- Kal Kent, as depicted in JLA #1,000,000 (September 1998), art by Howard Porter.

Publication information
- Publisher: DC Comics
- First appearance: JLA #15 (February 1998)
- Created by: Grant Morrison (based upon the original character by Jerry Siegel and Joe Shuster)

In-story information
- Alter ego: Kal Kent
- Team affiliations: Justice Legion Alpha Superman Squad
- Abilities: Evolved Kryptonian powers Force vision Telepathy Extrasensory perception Electrokinesis Kryptonite immunity Red Sun immunity Superhuman strength

= Superman (Kal Kent) =

Kal Kent is a superhero who appears in American comic books published by DC Comics, created by Grant Morrison. He is the Superman of the 853rd century and a descendant of the original Superman (Kal-El). He first appeared in JLA #15 (February 1998).

==Fictional character biography==
===DC One Million===
In the 853rd century, the progenitor of the Superman dynasty, Superman (Kal-El), is about to return from his solar Fortress of Solitude after several centuries. As part of the festivities, the Justice Legion Alpha travels back in time to recruit the ancient Justice League of America. After arriving at the end of the 20th century, Kal Kent and the Justice Legion convince the League to go to the future and participate in trials as part of the celebration. Before they leave, Kal helps Superman stop a prison riot at Belle Reve; during this incident he references fighting the Chronovore with the Superman Squad.

Following the League's departure, Hourman releases the "Hourman virus" which infects not only people, but technology. It is revealed that the virus is an early version of Solaris' artificial intelligence. The virus is spreading because Solaris is looking in all technology and organisms for its body. To cure the world and save it from Solaris, the JL-Alpha has to create Solaris. Once in his body, Solaris becomes self-aware. Starman sacrifices himself to banish Solaris by creating a black hole.

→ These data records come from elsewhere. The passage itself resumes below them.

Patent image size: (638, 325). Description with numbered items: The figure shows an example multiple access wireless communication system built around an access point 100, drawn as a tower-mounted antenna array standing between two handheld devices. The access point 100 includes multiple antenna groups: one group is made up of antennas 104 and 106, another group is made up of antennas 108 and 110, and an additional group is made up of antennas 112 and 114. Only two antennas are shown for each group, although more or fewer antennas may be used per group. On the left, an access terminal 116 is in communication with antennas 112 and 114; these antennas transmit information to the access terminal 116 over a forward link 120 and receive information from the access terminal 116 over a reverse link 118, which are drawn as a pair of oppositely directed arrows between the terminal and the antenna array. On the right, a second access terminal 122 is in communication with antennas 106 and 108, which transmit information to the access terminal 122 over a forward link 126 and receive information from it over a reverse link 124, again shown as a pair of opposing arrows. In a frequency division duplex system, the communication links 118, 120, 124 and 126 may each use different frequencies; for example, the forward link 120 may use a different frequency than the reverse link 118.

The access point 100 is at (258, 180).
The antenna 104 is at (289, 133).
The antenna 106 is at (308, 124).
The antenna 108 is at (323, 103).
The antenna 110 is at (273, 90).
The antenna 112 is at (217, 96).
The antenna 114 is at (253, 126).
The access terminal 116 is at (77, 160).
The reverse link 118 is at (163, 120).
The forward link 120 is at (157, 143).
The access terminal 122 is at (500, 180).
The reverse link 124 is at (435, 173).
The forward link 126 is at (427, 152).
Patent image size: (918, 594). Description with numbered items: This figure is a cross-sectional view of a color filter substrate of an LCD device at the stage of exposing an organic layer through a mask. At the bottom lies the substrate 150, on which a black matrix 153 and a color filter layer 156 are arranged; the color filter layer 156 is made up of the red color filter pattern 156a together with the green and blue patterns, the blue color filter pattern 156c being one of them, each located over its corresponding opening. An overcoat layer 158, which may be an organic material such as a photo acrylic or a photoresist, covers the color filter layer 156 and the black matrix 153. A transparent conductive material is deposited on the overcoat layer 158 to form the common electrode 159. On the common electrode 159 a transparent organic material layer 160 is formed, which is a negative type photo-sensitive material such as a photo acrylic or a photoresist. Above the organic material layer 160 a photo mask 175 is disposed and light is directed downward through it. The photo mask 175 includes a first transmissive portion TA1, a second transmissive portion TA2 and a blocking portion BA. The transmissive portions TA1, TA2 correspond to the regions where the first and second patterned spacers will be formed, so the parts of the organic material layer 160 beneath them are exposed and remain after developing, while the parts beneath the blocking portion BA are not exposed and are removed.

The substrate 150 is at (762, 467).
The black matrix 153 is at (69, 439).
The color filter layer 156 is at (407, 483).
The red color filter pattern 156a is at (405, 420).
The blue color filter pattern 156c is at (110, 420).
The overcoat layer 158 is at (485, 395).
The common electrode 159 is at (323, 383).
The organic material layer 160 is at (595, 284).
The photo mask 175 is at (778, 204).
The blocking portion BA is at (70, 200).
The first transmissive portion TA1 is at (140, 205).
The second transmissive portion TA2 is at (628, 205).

With the JL-Alpha's time machine unable to reach the 853rd century, Superman Secundus punches through the time barrier to bring the Legion back to the 853rd century. They arrive in time for Superman-Prime's arrival and the final destruction of Solaris.

===All-Star Superman===

Kal Kent in All Star Superman #2 (February 2006), art by Frank Quitely. This scene was later adapted into the 2011 animated film of the same name.

In All-Star Superman, Kal Kent is shown in a holographic communication unit as Superman is trying to communicate with the future. Due to technological limitations, only fragments come through. Kal appears leading the Superman Squad against the Chronovore in Smallville on the day Jonathan Kent dies of a heart attack.

==Powers and abilities==
Kal Kent has Kryptonian powers that have evolved into the far future. His default Kryptonian powers (superhuman strength, invulnerability, superhuman speed, superhuman senses, ice breath, wind breath, flight, x-ray vision, and heat vision) appear on par with the vastly powerful Silver Age Superman. Due to other alien/extradimensional/supernatural admixtures in the Superman dynasty bloodline, he also has additional powers such as superhuman ESP, force vision, telepathy, electromagnetic manipulation, and an additional ten senses. Additionally, Kal possesses an advanced intelligence and is immune to kryptonite and red sun radiation, the traditional weaknesses of Kryptonians.

==In other media==
Kal Kent makes a non-speaking cameo appearance in All-Star Superman.